I'd guess the same has always been true for READMEs / human dev docs. Of course it doesn't transfer directly but still feels incredible to be in an age where we can measure such (previously) theoretical things with synthetic programmers.
the harness (skills, context, memory, state and past decision, implementation history etc) should live in your repo so that you can freely switch IDE/CLIs and models. full protability. don't let OpenAI or Anthropic own your work. https://recursive-mode.dev/introduction
Most of my projects are without an AGENTS.md/CLAUDE.md at the moment. I've found that if the project itself is in good shape - clear docs, comprehensive tests - you don't need to tell the coding agent much in order for it to be productive.
I start a whole lot of my sessions with "Run tests with 'uv run pytest'" and once they've done that they get the idea that they should write tests in a style that fits the existing ones.
I suspect the harness (of which AGENTS and skills and similar things) should be abstracted for better overall performance.

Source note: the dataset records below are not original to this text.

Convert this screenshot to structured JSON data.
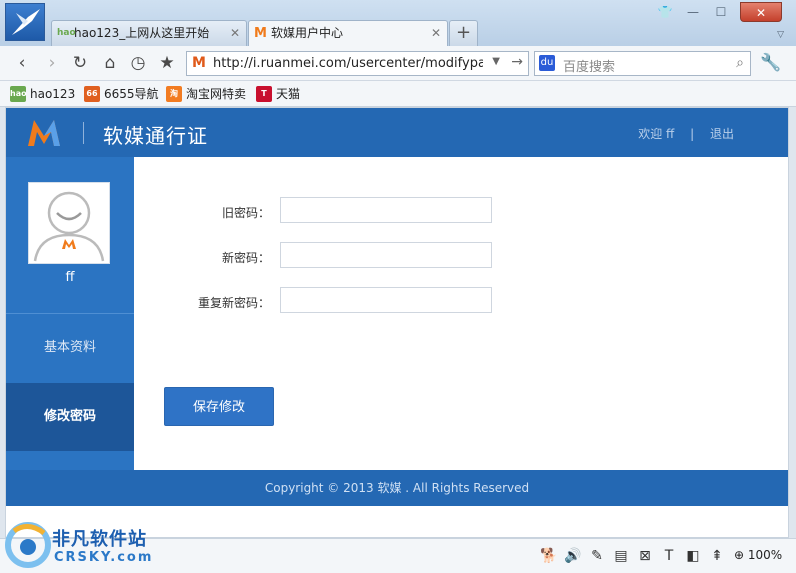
{
  "browser": {
    "tabs": [
      {
        "title": "hao123_上网从这里开始",
        "favicon": "hao-icon"
      },
      {
        "title": "软媒用户中心",
        "favicon": "m-icon"
      }
    ],
    "address": "http://i.ruanmei.com/usercenter/modifypass",
    "search_placeholder": "百度搜索",
    "bookmarks": [
      {
        "label": "hao123",
        "color": "#6aa84f"
      },
      {
        "label": "6655导航",
        "color": "#e06020"
      },
      {
        "label": "淘宝网特卖",
        "color": "#f27c22"
      },
      {
        "label": "天猫",
        "color": "#c8102e"
      }
    ],
    "zoom": "100%"
  },
  "site": {
    "brand_title": "软媒通行证",
    "welcome": "欢迎 ff",
    "separator": "|",
    "logout": "退出",
    "username": "ff",
    "menu": [
      {
        "label": "基本资料",
        "active": false
      },
      {
        "label": "修改密码",
        "active": true
      }
    ],
    "form": {
      "old_password_label": "旧密码：",
      "new_password_label": "新密码：",
      "repeat_password_label": "重复新密码：",
      "old_password_value": "",
      "new_password_value": "",
      "repeat_password_value": "",
      "save_button": "保存修改"
    },
    "footer": "Copyright © 2013 软媒 . All Rights Reserved",
    "colors": {
      "header": "#2468b3",
      "sidebar": "#2b74c2",
      "sidebar_active": "#1d5699",
      "button": "#2f73c6",
      "brand_orange": "#f07b1c"
    }
  },
  "watermark": {
    "title": "非凡软件站",
    "sub": "CRSKY.com"
  }
}
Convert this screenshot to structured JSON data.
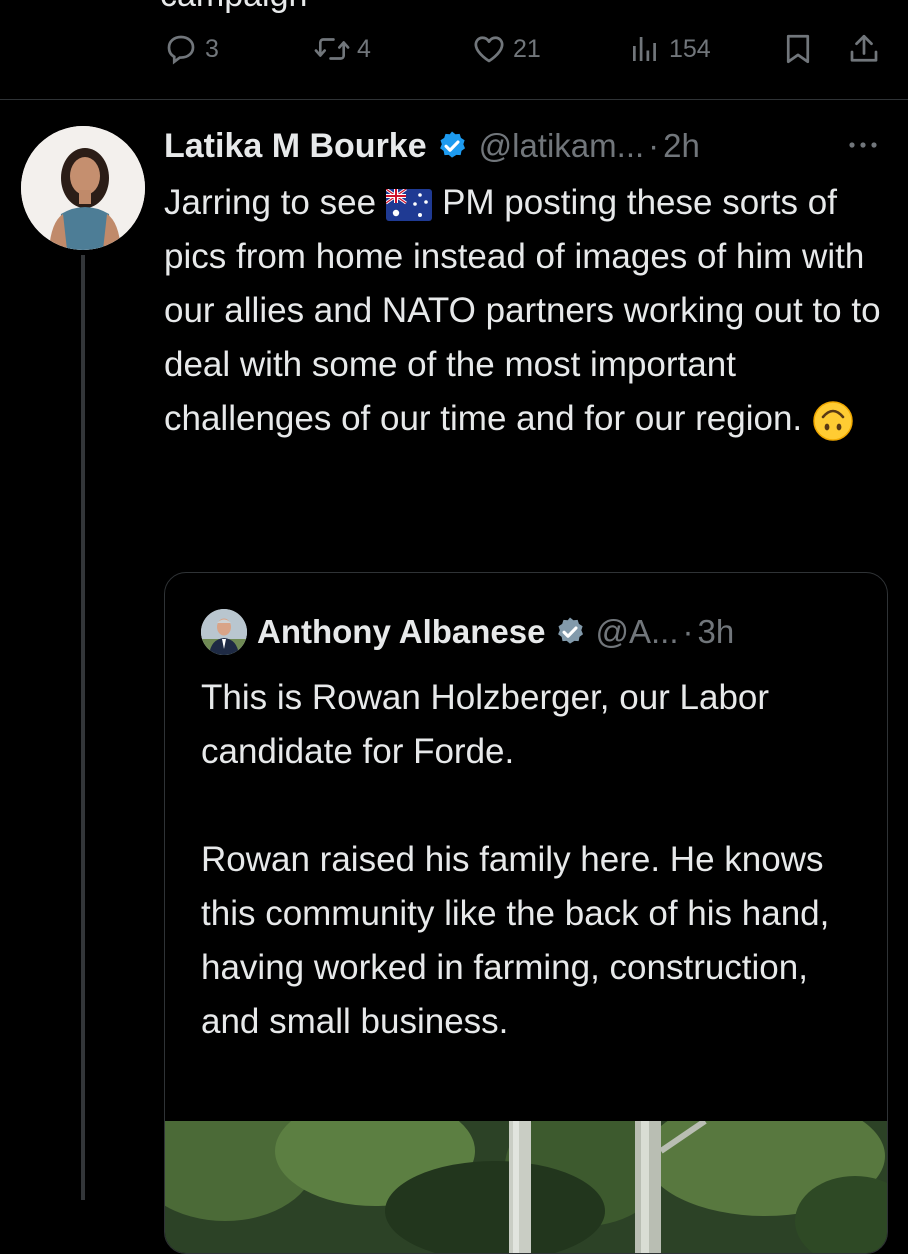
{
  "previous_tweet": {
    "text_sliver": "campaign",
    "actions": {
      "replies": "3",
      "reposts": "4",
      "likes": "21",
      "views": "154"
    }
  },
  "tweet": {
    "author_name": "Latika M Bourke",
    "handle": "@latikam...",
    "separator": "·",
    "time": "2h",
    "text_before_flag": "Jarring to see",
    "text_after_flag": "PM posting these sorts of pics from home instead of images of him with our allies and NATO partners working out to to deal with some of the most important challenges of our time and for our region.",
    "flag_icon": "australia-flag-emoji",
    "emoji_icon": "upside-down-face-emoji"
  },
  "quoted_tweet": {
    "author_name": "Anthony Albanese",
    "handle": "@A...",
    "separator": "·",
    "time": "3h",
    "paragraph_1": "This is Rowan Holzberger, our Labor candidate for Forde.",
    "paragraph_2": "Rowan raised his family here. He knows this community like the back of his hand, having worked in farming, construction, and small business."
  },
  "colors": {
    "background": "#000000",
    "text_primary": "#e7e9ea",
    "text_secondary": "#71767b",
    "border": "#2f3336",
    "verified_blue": "#1d9bf0",
    "verified_grey": "#829aab"
  }
}
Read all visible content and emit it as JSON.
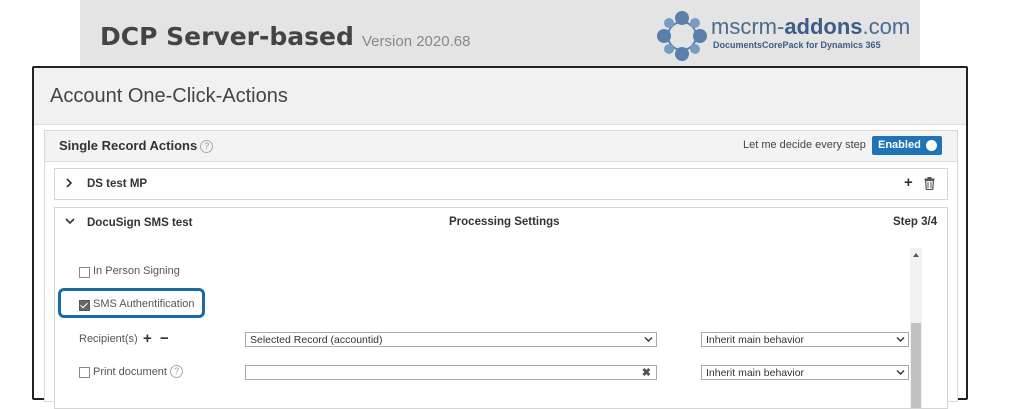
{
  "app": {
    "title": "DCP Server-based",
    "version": "Version 2020.68",
    "logo_prefix": "mscrm-",
    "logo_bold": "addons",
    "logo_suffix": ".com",
    "logo_tagline": "DocumentsCorePack for Dynamics 365"
  },
  "dialog": {
    "title": "Account One-Click-Actions"
  },
  "single_record_actions": {
    "title": "Single Record Actions",
    "help_icon": "?",
    "let_me_decide_label": "Let me decide every step",
    "toggle_label": "Enabled"
  },
  "actions": [
    {
      "name": "DS test MP",
      "expanded": false
    },
    {
      "name": "DocuSign SMS test",
      "expanded": true,
      "section": "Processing Settings",
      "step": "Step 3/4"
    }
  ],
  "settings": {
    "in_person_signing": {
      "label": "In Person Signing",
      "checked": false
    },
    "sms_authentification": {
      "label": "SMS Authentification",
      "checked": true
    },
    "recipients": {
      "label": "Recipient(s)",
      "add": "+",
      "remove": "−",
      "value": "Selected Record (accountid)",
      "behavior": "Inherit main behavior"
    },
    "print_document": {
      "label": "Print document",
      "help_icon": "?",
      "value": "",
      "clear": "✖",
      "behavior": "Inherit main behavior"
    }
  },
  "colors": {
    "accent": "#1f74b7",
    "highlight": "#1a6aa8"
  }
}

This article doesn't really go into detail about model preferences, but some other benchmarks show that different models have differnt preferences of how to use certain tools (probably related to their post training material), and it should really be managed invisibly to me as the end user.
Also curious how well LLMs can self-reflect in a loop, in terms of, here's how the previous iteration went, here's what didn't go well, here's feedback from the human, how do I modify the docs I use in a way that I know I'll do better next time.
I know you can somewhat hillclimb via DSPy but that's hard to generalize.
It's cool that they did some measurements, but unfortunately there's not much to learn from the article unless you're using really outdated files that you wrote by hand. The agent should know how to write a good file.
For existing files, the agent will carry on a bad structure unless you specifically ask it to refactor and think about what's actually helpful.
In general, it should be a lean file that tells the agent how to work with the project (short description, table of commands, index of key docs, supporting infra, handful of high-level rules and conventions that apply to everything). Occasionally ask the agent to review and optimize the file, particularly after model upgrades.
Interesting that they had a 100% read rate of agents.md. In my test repo lower down agents.md files were occasionally missed by vscode copilot. That fact put me off putting too much effort into nesting agents.md files too much within the repo and I've been focusing on agent skills instead.
I made up an attempt at a solution, https://ktext.dev.
Basically a structured context file, that can be used to generate AGENTS.md, and also can be validated and scored.
I think it could help with this problem.
IME, multiple (good) AGENTS.md is even better. I mostly see them only at the root of a repository, but I spread more out into important subdirectories. They act as a table of contents and spark notes. Putting more focussed AGENTS.md in important places has been even more helpful.
Bonus points if you can force them into context without needing the agent to make a tool call, based on touching the files or systems near them. (my homegrown agent has this feature)
Will people ever get tired of writing AI how-to slop?
The models are so terrible you have to think ahead of them so they don't make mistakes. This is not an upgrade. This is coping behavior.
I think the main thing which a lot of these articles miss is it's not just your Agents.md which can give you a model upgrade or the inverse.
But everything your harness looks at could be this. So the skills in your code base, the commands that you've added, the memories that were auto created, they all work towards improving or completely destroying your productivity.
And most of it is hidden. You hear people talk about this all the time where they'll be like, Oh, I use GSD or I use Superpowers and my results have gotten worse.
Your results might have gotten worse precisely because you use them (along with your memories and other skills).